DG TRADE’s chief negotiator for EU-Japan Mauro Petriccione responded to the second round of questions
- the Commission would publish its position on investment in this agreement shortly. At this stage they thought it was a good idea to take stock. A text would be published, which would give an idea of where the EU was on investment;
- the EU and Japan would continue the negotiations on the outstanding issues. As to whether the Council would sacrifice everything for the investment protection, the same question could be asked from Japan, whether they would be willing to sacrifice everything for sticking with the old dispute settlement system;
- on regulatory cooperation, it was an entirely voluntary mechanism, both in the choice to cooperate and the results of cooperation. Japan was extremely interested in this cooperation for a variety of reasons, they were “looking for friends in the world and allies that had a similar attitude to regulate economic activity”. It was a very good opportunity to cooperate in regulation with a country that shared many of the similar standards as the EU. The proposal was not controversial for Japan, but it was a novelty, which explained the long duration. This was very different to investment;
- the biggest result regarding non-tariff measures was Japan’s full alignment with European standards in the automotive sector. It had been a strategic choice by Japan. DG GROW has reported excellent cooperation with Japan on these standards. The rate of replacement of these standards would be about 10% a year, so within 10 years there would be an entirely new set of standards which had been developed jointly between the EU and Japan;
- there was an interesting discussion on food safety.
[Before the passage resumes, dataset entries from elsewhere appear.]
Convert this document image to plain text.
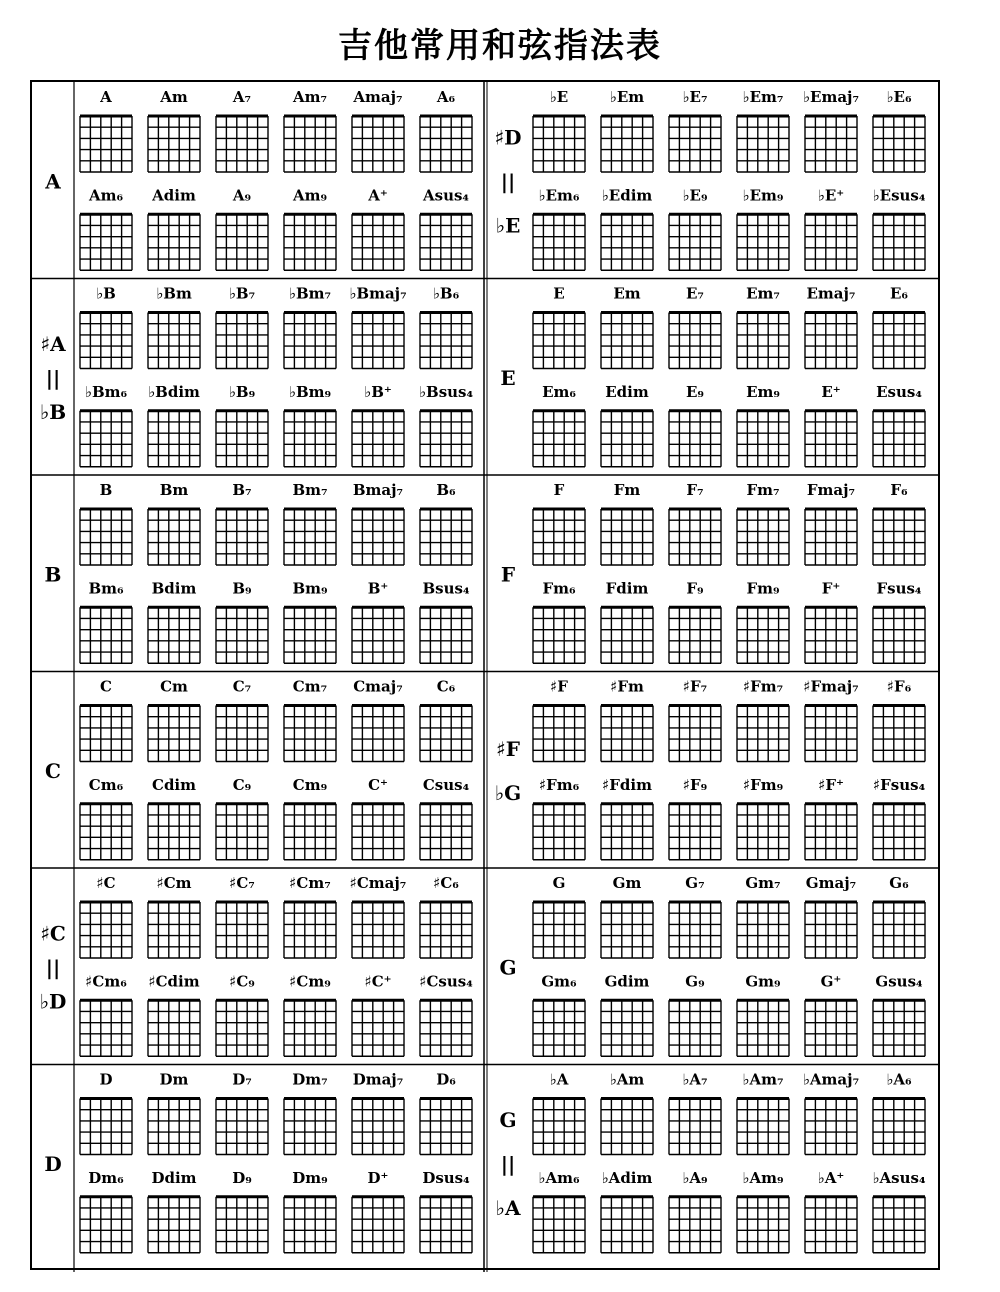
吉他常用和弦指法表
A
♯D
||
♭E
A	Am	A₇	Am₇ Amaj₇ A₆
Am₆ Adim A₉	Am₉	A⁺ Asus₄
♭E	♭Em	♭E₇ ♭Em₇ ♭Emaj₇ ♭E₆
♭Em₆ ♭Edim ♭E₉ ♭Em₉ ♭E⁺ ♭Esus₄
♯A
||
♭B
E
♭B	♭Bm ♭B₇ ♭Bm₇ ♭Bmaj₇ ♭B₆
♭Bm₆ ♭Bdim ♭B₉ ♭Bm₉ ♭B⁺ ♭Bsus₄
E	Em	E₇	Em₇ Emaj₇ E₆
Em₆ Edim E₉	Em₉	E⁺ Esus₄
B	F
B	Bm	B₇	Bm₇ Bmaj₇ B₆
Bm₆ Bdim B₉	Bm₉	B⁺ Bsus₄
F	Fm	F₇	Fm₇ Fmaj₇ F₆
Fm₆ Fdim	F₉	Fm₉	F⁺ Fsus₄
C
♯F
♭G
C	Cm	C₇	Cm₇ Cmaj₇ C₆
Cm₆ Cdim C₉	Cm₉	C⁺ Csus₄
♯F	♯Fm	♯F₇ ♯Fm₇ ♯Fmaj₇ ♯F₆
♯Fm₆ ♯Fdim ♯F₉ ♯Fm₉ ♯F⁺ ♯Fsus₄
♯C
||
♭D
G
♯C	♯Cm	♯C₇ ♯Cm₇ ♯Cmaj₇ ♯C₆
♯Cm₆ ♯Cdim ♯C₉ ♯Cm₉ ♯C⁺ ♯Csus₄
G	Gm	G₇	Gm₇ Gmaj₇ G₆
Gm₆ Gdim G₉	Gm₉	G⁺ Gsus₄
D
G
||
♭A
D	Dm	D₇	Dm₇ Dmaj₇ D₆
Dm₆ Ddim D₉	Dm₉	D⁺ Dsus₄
♭A	♭Am	♭A₇ ♭Am₇ ♭Amaj₇ ♭A₆
♭Am₆ ♭Adim ♭A₉ ♭Am₉ ♭A⁺ ♭Asus₄
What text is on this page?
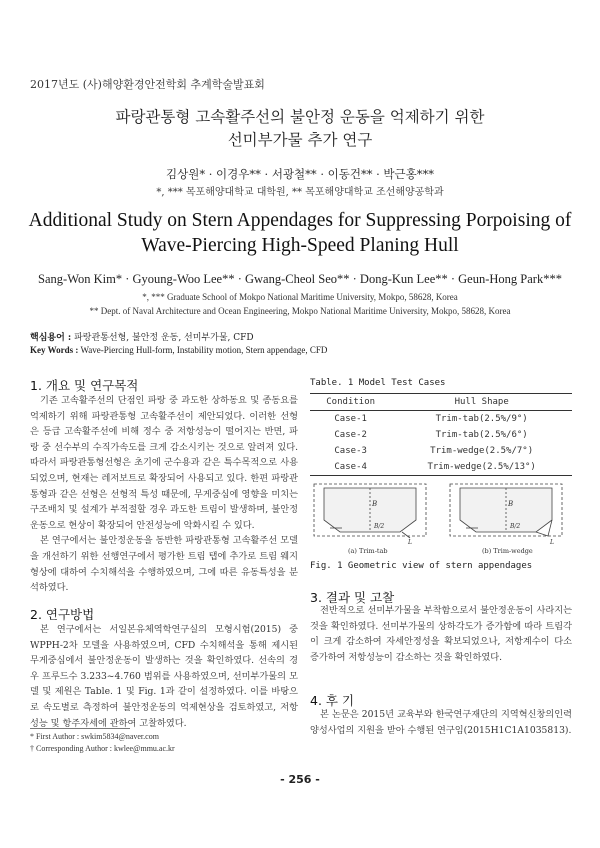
2017년도 (사)해양환경안전학회 추계학술발표회
파랑관통형 고속활주선의 불안정 운동을 억제하기 위한
선미부가물 추가 연구
김상원* · 이경우** · 서광철** · 이동건** · 박근홍***
*, *** 목포해양대학교 대학원, ** 목포해양대학교 조선해양공학과
Additional Study on Stern Appendages for Suppressing Porpoising of
Wave-Piercing High-Speed Planing Hull
Sang-Won Kim* · Gyoung-Woo Lee** · Gwang-Cheol Seo** · Dong-Kun Lee** · Geun-Hong Park***
*, *** Graduate School of Mokpo National Maritime University, Mokpo, 58628, Korea
** Dept. of Naval Architecture and Ocean Engineering, Mokpo National Maritime University, Mokpo, 58628, Korea
핵심용어 : 파랑관통선형, 불안정 운동, 선미부가물, CFD
Key Words : Wave-Piercing Hull-form, Instability motion, Stern appendage, CFD
1. 개요 및 연구목적

기존 고속활주선의 단점인 파랑 중 과도한 상하동요 및 종동요를 억제하기 위해 파랑관통형 고속활주선이 제안되었다. 이러한 선형은 등급 고속활주선에 비해 정수 중 저항성능이 떨어지는 반면, 파랑 중 선수부의 수직가속도를 크게 감소시키는 것으로 알려져 있다. 따라서 파랑관통형선형은 초기에 군수용과 같은 특수목적으로 사용되었으며, 현재는 레저보트로 확장되어 사용되고 있다. 한편 파랑관통형과 같은 선형은 선형적 특성 때문에, 무게중심에 영향을 미치는 구조배치 및 설계가 부적절할 경우 과도한 트림이 발생하며, 불안정운동으로 현상이 확장되어 안전성능에 악화시킬 수 있다.

본 연구에서는 불안정운동을 동반한 파랑관통형 고속활주선 모델을 개선하기 위한 선행연구에서 평가한 트림 탭에 추가로 트림 웨지형상에 대하여 수치해석을 수행하였으며, 그에 따른 유동특성을 분석하였다.

2. 연구방법

본 연구에서는 서일본유체역학연구실의 모형시험(2015) 중 WPPH-2차 모델을 사용하였으며, CFD 수치해석을 통해 제시된 무게중심에서 불안정운동이 발생하는 것을 확인하였다. 선속의 경우 프루드수 3.233~4.760 범위를 사용하였으며, 선미부가물의 모델 및 제원은 Table. 1 및 Fig. 1과 같이 설정하였다. 이를 바탕으로 속도별로 측정하여 불안정운동의 억제현상을 검토하였고, 저항성능 및 항주자세에 관하여 고찰하였다.

* First Author : swkim5834@naver.com
† Corresponding Author : kwlee@mmu.ac.kr
Table. 1 Model Test Cases
Condition	Hull Shape
Case-1	Trim-tab(2.5%/9°)
Case-2	Trim-tab(2.5%/6°)
Case-3	Trim-wedge(2.5%/7°)
Case-4	Trim-wedge(2.5%/13°)
B
B/2
L
(a) Trim-tab
B
B/2
L
(b) Trim-wedge
Fig. 1 Geometric view of stern appendages
3. 결과 및 고찰

전반적으로 선미부가물을 부착함으로서 불안정운동이 사라지는 것을 확인하였다. 선미부가물의 상하각도가 증가함에 따라 트림각이 크게 감소하여 자세안정성을 확보되었으나, 저항계수이 다소 증가하여 저항성능이 감소하는 것을 확인하였다.

4. 후 기

본 논문은 2015년 교육부와 한국연구재단의 지역혁신창의인력양성사업의 지원을 받아 수행된 연구임(2015H1C1A1035813).

- 256 -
Japan has had similar food scares as the EU in the past. The standards were not the same, but there were similar concerns. They wanted to improve the cooperation between the food safety authorities;
- regarding data, the agreement would only contain a review clause three years after it had entered into force. Japan and the EU would issue adequacy decisions. On that basis, there would be no trade problems concerning data flows with Japan. The broader issue of data flows was still an object of debate within the Commission;
- regarding the question on the IPI with this agreement, it would not apply to Japan. The Japanese looked to the future, and for them it was important for them to secure sufficient reciprocal openness, which had happened;
- regarding services and investment, there was a negative list, which he found perfectly adequate. The Commission did not usually publish market access results before the end of the negotiations, particularly in services there was still a technical verification in services;
- as regards public services, the EU had not and would not change their approach. The technical expression was complicated, but the EU did not have any hesitation to state in a legally binding manner that it did not compromise the supply of public services in Europe. Japan thought the same;
- the impact assessments were in the past, when the agreement was finished there would be another assessment and then there could be a discussion on that;
- regarding the liberalisation of agri-food products, 15 years was the exception, most of them were 10 years and less. Cars had a shorter period since Japan had done a lot of work on that, and the EU had to do virtually none;
- regarding sanctions in sustainable development, the EU’s mandate was not to have sanctions. It was up for debate in the Council and Parliament;
- regarding Fukushima, the Commission would take a decision based on a scientific assessment. This had been going on for a while, before they could foresee that there was an agreement in principle. The EU had adopted the stricter Japanese standards which Japan had lifted in the mean time and Japan asked whether the EU could revert back to their old standards;
- regarding the procedure, the EU wanted to finish by the end of the year, get the agreement in the Council in the autumn 2018, and in the Parliament in early 2019;
- he asked the members to give him a call if there was anything else they wanted to know, he was happy to take them through the details.